Breaking changes (trigger CONTRACT_DRIFT)

ChangeExample
Tool removedcreate_pull_request no longer exists
Required parameter addedNew required param owner on list_issues
Parameter removedrepo param no longer accepted
Parameter type changedlimit changed from string to integer
Parameter became requiredowner was optional, now required

Informational changes (logged, don't fail)

ChangeExample
New tool addedmerge_pull_request now available
Optional parameter addedNew optional param labels on create_issue
Description changedTool description updated

Contract File Format

Contracts are stored as JSON in .evalview/contracts/:

{
  "metadata": {
    "server_name": "server-github",
    "endpoint": "npx:@modelcontextprotocol/server-github",
    "snapshot_at": "2026-02-07T10:30:00",
    "protocol_version": "2024-11-05",
    "tool_count": 8,
    "schema_hash": "a1b2c3d4e5f67890"
  },
  "tools": [
    {
      "name": "create_issue",
      "description": "Create a new issue in a GitHub repository",
      "inputSchema": {
        "type": "object",
        "properties": {
          "repo": { "type": "string" },
          "title": { "type": "string" },
          "body": { "type": "string" }
        },
        "required": ["repo", "title"]
      }
    }
  ]
}

Commit these files to your repo so CI can use them.

Best Practices

  1. Snapshot after verifying — Run your tests first, confirm everything works, then snapshot. The contract represents a known-good interface.

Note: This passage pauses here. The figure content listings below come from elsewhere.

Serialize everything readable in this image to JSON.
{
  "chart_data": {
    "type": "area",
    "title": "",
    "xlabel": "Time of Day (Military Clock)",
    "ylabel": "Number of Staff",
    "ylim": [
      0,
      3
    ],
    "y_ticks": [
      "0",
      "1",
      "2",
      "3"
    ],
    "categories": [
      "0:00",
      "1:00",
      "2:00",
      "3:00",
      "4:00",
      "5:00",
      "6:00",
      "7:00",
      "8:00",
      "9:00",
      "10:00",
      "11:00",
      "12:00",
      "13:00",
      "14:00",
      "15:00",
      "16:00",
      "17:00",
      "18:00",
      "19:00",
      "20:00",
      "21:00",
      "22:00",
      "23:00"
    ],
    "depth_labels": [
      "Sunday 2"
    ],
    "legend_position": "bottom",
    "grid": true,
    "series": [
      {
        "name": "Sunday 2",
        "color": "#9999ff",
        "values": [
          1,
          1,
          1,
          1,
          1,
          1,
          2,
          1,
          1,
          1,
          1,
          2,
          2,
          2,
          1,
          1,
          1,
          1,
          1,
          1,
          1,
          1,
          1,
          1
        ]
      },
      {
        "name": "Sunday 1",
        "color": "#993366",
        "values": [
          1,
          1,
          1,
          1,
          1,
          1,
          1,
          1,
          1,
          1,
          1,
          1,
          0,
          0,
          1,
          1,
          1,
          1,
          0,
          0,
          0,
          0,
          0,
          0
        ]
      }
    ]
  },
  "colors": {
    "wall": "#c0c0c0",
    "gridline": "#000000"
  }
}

  2. Refresh periodically — If a contract is >30 days old, evalview mcp check will warn you. Re-snapshot to accept intentional changes.

  3. One contract per server — Name contracts after the server, not the tools. server-github not create-issue-tool.

  4. Commit contracts — Store .evalview/contracts/ in git. They're small JSON files and CI needs them.

  5. Check before testing — Use --contracts on evalview run so drift is caught before wasting time on tests that will fail anyway.